China to try Tibet rioters

China says it will put the Lhasa rioters on trial and reopen Tibet to tourism by May, underscoring the government’s drive to close the book on recent unrest well before the summer’s Beijing Olympics.

China says it will put the Lhasa rioters on trial and reopen Tibet to tourism by May, underscoring the government’s drive to close the book on recent unrest well before the summer’s Beijing Olympics.

Other Tibetan regions may remain off-limits considerably longer, however, with police in western Sichuan province barring foreigners yesterday.

China continues to blame the Dalai Lama, the exiled leader of Tibet’s Buddhists, for a bloody riot in Lhasa on March 14.

In Washington, the Dalai Lama’s special envoy told US politicians that China must bear full responsibility for recent violence and suffering in Tibet and said his homeland was being “brutally occupied”.
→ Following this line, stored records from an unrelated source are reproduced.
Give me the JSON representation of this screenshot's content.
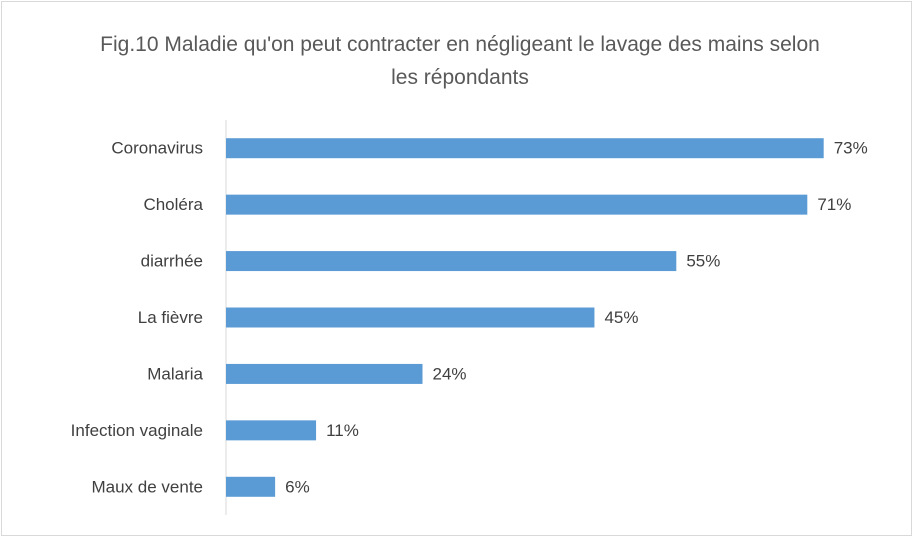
{
  "chart_data": {
    "type": "bar",
    "orientation": "horizontal",
    "title": "Fig.10 Maladie qu'on peut contracter en négligeant le lavage des mains selon les répondants",
    "categories": [
      "Coronavirus",
      "Choléra",
      "diarrhée",
      "La fièvre",
      "Malaria",
      "Infection vaginale",
      "Maux de vente"
    ],
    "values": [
      73,
      71,
      55,
      45,
      24,
      11,
      6
    ],
    "value_labels": [
      "73%",
      "71%",
      "55%",
      "45%",
      "24%",
      "11%",
      "6%"
    ],
    "color": "#5b9bd5",
    "xlim": [
      0,
      80
    ]
  }
}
“The situation today is grim,” Lodi Gyari said at a Congressional Human Rights Caucus briefing.

But China has begun portraying life in Tibet as gradually returning to normal.

State television showed Chinese travellers returning to Lhasa and the regional tourism authority announced Tibet would reopen to foreign groups on May 1.

Tour operators, hotels and restaurant owners have complained of losses from the closure of the region’s borders in a massive security clampdown.

Trials for rioters will held before May 1, Lhasa’s deputy Communist Party secretary was quoted as saying in the state-run Tibet Commerce newspaper.

Wang Xiangming said about 1,280 alleged rioters were captured or turned themselves in.

Rights groups have voiced concerns over the potential abuse of prisoners and American activist John Kamm said he had submitted a list of 17 Tibetan monks who were detained on March 10 at the start of peaceful protests that turned violent four days later.

Mr Kamm, executive director of the San Francisco-based Dui Hua Foundation, said China appeared determined to defy international criticism over its Tibet policies.

“What gives me some hope is that there’s some recognition that China’s international image has taken a beating,” Mr Kamm told reporters in Beijing.

Beijing has sent thousands of police and paramilitary troops into Tibet and neighbouring Tibetan areas to maintain an edgy peace, hunt down protest leaders and surround Buddhist monasteries in Lhasa.

Police manning a checkpoint stopped reporters trying to enter Aba prefecture - state – yesterday, a primarily Tibetan area in Sichuan province.

At a news conference in Beijing, Aba’s deputy chief Xiao Youcai, said life was “completely normal” in the area, but that it was “too dangerous” for foreign journalists.